I long hesitated to use only NATURAL only (vs TOTAL for superkey). I may just correct this. Thanks.

> I can't comment on the syntax because i) I don't think one can get very
> far with a syntax without seeing quite a few examples and
Feel free to name a few, I can then tell you if they are coded or how I would. For the moment only basic relation operators are covered.

> ii) I don't
> know the scope of your db's features.  By 'scope' I mean how far it goes
> toward capturing the usual physical suspects - concurrency, recovery and
> so forth.
All non necessary RM orthogonal are not in the current scope. The system only allows to define, operate and present relations in primitive way that is as inspired from ra as it is from relational calculus.

> I mention this because I saw the word 'PERSISTENT' in the
> example.  If I were making up a syntax, I'd start by naming shortcuts
> for expressions based on some formal logic.  The one closest to my
> thinking would be D&D Algebra but there are others, don't ask me how
> many, such as Vadim's RL.
PERSISTENT (by lack of a better choice in my limited english vocabulary) is just a word to leave open the possibility for the programmer to have some control over the physical representation of relation on disk. They are opposed to DERIVED relations (sections) where relations are purely have no physical r to be compiled and.
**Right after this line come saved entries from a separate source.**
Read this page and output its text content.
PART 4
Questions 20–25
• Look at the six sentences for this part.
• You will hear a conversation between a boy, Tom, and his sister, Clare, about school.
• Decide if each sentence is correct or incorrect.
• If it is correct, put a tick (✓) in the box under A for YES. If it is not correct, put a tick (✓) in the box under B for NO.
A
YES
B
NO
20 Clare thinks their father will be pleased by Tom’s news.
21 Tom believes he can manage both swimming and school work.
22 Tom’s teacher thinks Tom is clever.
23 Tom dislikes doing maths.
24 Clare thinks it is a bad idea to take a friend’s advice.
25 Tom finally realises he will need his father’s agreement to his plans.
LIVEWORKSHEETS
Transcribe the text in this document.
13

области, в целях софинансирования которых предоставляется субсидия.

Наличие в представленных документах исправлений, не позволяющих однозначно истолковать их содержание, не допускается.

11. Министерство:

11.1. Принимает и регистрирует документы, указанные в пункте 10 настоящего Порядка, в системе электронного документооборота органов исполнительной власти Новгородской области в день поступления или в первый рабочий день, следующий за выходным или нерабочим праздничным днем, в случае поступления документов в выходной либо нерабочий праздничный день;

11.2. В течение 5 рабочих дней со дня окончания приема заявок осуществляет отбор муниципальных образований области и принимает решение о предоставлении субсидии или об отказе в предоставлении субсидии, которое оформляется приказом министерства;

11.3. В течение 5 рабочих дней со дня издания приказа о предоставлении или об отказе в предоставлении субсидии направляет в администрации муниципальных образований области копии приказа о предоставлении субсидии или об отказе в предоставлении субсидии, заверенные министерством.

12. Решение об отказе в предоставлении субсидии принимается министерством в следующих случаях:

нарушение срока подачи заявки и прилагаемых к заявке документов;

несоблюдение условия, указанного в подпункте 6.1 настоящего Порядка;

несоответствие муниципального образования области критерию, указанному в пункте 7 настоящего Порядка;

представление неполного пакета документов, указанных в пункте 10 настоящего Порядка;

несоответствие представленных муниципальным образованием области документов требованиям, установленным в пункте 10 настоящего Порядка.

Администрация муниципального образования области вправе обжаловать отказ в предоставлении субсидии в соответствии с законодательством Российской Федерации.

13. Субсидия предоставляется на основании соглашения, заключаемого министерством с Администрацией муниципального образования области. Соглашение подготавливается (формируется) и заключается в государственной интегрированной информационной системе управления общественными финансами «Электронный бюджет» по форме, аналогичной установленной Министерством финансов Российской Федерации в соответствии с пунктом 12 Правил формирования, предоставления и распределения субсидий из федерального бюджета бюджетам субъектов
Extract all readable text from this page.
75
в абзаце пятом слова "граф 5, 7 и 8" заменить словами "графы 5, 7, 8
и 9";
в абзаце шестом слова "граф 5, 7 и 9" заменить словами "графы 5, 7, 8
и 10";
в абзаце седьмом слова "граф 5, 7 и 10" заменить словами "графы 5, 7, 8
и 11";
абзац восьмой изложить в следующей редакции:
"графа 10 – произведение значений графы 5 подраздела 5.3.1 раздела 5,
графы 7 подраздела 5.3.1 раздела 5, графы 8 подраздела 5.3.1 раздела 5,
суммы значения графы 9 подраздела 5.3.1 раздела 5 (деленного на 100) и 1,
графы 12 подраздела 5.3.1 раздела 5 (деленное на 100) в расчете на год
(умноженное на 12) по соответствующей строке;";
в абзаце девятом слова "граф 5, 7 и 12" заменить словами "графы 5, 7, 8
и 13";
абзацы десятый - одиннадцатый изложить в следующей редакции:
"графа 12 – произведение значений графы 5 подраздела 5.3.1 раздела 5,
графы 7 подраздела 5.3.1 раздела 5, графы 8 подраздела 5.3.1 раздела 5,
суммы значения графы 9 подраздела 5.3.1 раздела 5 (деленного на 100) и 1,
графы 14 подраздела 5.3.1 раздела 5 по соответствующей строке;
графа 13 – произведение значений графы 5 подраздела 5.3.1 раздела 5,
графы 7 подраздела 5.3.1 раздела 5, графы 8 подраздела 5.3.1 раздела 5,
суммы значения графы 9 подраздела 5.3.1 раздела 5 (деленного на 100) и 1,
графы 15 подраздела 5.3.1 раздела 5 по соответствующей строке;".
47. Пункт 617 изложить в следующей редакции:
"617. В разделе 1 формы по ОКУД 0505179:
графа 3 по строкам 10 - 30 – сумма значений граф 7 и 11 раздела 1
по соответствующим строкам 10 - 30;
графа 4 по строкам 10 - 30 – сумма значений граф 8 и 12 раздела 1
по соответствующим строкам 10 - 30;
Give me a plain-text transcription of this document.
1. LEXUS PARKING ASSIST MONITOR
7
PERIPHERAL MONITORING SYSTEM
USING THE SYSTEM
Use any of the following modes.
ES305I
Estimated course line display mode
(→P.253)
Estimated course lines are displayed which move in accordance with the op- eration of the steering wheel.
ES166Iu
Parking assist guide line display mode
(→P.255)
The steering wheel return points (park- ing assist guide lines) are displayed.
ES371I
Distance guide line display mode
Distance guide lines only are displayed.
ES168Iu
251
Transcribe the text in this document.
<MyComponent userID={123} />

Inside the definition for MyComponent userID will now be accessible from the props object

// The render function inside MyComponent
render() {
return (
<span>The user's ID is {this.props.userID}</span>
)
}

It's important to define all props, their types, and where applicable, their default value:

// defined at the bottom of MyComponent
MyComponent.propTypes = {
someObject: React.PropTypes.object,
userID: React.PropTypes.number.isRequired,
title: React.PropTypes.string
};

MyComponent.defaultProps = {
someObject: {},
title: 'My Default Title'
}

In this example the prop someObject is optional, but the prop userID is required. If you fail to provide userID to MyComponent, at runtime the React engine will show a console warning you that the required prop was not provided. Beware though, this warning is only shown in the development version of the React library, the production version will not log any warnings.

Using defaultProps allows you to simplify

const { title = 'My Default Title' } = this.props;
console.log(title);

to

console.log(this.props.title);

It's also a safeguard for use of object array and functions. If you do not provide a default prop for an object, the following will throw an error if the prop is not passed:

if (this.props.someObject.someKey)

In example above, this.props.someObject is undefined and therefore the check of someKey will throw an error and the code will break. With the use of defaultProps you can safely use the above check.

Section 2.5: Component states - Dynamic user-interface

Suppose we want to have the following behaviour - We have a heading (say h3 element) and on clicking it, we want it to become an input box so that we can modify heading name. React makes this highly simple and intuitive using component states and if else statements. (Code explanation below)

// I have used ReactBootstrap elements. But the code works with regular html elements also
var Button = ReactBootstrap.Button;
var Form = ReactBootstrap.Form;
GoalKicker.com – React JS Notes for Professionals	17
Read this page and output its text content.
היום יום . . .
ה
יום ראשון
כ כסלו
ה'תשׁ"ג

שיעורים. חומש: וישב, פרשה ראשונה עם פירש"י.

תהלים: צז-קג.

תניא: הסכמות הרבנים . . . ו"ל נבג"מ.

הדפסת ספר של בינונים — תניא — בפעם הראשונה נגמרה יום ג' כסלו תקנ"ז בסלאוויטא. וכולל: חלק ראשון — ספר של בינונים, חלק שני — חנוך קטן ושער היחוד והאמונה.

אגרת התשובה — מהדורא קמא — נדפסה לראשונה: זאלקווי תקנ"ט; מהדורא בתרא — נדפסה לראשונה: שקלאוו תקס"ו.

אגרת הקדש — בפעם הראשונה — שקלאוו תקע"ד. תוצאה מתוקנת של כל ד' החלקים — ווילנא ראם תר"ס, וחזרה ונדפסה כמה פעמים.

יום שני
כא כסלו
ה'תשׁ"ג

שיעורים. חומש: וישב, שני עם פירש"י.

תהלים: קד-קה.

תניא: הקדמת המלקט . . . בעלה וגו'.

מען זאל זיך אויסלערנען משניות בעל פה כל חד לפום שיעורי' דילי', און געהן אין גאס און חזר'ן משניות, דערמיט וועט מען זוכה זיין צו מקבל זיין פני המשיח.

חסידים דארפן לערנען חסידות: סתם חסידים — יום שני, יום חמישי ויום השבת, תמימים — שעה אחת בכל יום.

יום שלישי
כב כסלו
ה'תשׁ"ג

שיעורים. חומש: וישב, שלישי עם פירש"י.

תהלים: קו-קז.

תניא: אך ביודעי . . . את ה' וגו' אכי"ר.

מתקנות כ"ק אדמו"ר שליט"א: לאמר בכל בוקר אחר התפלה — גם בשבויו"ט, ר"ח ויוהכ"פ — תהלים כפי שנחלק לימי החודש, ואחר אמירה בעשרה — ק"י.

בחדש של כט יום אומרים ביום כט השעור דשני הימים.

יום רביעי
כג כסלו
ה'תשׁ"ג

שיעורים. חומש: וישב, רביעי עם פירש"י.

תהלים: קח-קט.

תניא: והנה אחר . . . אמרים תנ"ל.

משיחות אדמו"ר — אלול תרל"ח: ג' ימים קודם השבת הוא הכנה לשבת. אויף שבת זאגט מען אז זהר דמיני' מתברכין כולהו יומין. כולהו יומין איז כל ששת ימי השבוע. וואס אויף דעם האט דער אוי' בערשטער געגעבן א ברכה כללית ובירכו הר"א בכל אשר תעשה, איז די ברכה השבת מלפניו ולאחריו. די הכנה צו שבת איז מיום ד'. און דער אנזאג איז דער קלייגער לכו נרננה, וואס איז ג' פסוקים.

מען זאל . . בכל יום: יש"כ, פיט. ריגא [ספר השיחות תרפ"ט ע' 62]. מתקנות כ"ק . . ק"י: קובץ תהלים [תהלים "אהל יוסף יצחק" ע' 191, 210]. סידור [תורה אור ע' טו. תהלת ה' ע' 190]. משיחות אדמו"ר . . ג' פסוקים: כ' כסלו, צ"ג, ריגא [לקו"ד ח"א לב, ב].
I found UNDERIVED to be unintuitive but that may just be plain wrong.

> Personally, I even separate persistence from my preferred (admittedly
> very narrow version) of the essential RM is and think of it as a
> physical phenomenon and quite orthogonal to the minimum scope of a db.
Although I do recognize that essential RM is orthogonal to physical layer, I do not see any other way of implement an rm compliant computing model than to implement independence. Without insuring some basic coherence between the storage logical mechanism and the need for relation operation I do not see how one can achieve independence without dealing with both. Even a limited scope relation operator.

> I know lots of people who think it's crazy to have a db that's here
> today and gone tomorrow, but it doesn't bother me.  In fact, I remember
> many db's that I wished would just go away.
I am still far from calling it a db system.

> I even view types or domains as orthogonal in the sense that I don't see
> why a minimal implementation of an algebra needs to know how to
> construct them.  
How would you then implement a truthful relation constraining mechanism otherwise than by making use of domains (or unconstrained sets) ? As far as I am concerned, both equate, just depends when.

> All it really needs is some other implementation to
> tell it when two values are equal (the 'other' implementation could even
> change its answers from day to day in my view).  
Think about the following: how many built systems know how to deduct/ operate the following (apologies for the notation)

R1=[{1, A}{2, B}{3, C}]
R2=[{B, 2}{C, 3}{1, A}] --> order independent

in the following elementary ways...

R1 + R2 = R1 = R2
R1 - R2 = R2 - R1 = [0]
R1 * R2
R1 INTERSECT R2 = R1 = R2 and so forth...

I believe somehow that programming such system to operate logically the above can bring back RM to its essence: math.

> I don't think this
> denies the chance to have user-defined types, it just means that I would
> start with the most minimal features and syntax possible and build from
> there, that way  after adding another 'suspect', I could revisit all my
> previous jumping-off points to see if their answers remained what I
> intended.
I somehow believe that too much emphasis was put on relational algebra and not enough on relations themselves. The fact that a relation *de facto* constitutes a user-type or a domain of potential value is an advantage that should be used to get rid of unecessary semantic grammar to operate relations. For instance, I do believe that the transcription of the operational JOIN as a symbolic ra operator was not such a good idea after all. Why make use of repetitive/redundant JOIN semantic operators when one could simply state a type and allow the subsystem make the deduction as to whether or not references are to implemented at runtime (being an N-ary relation)?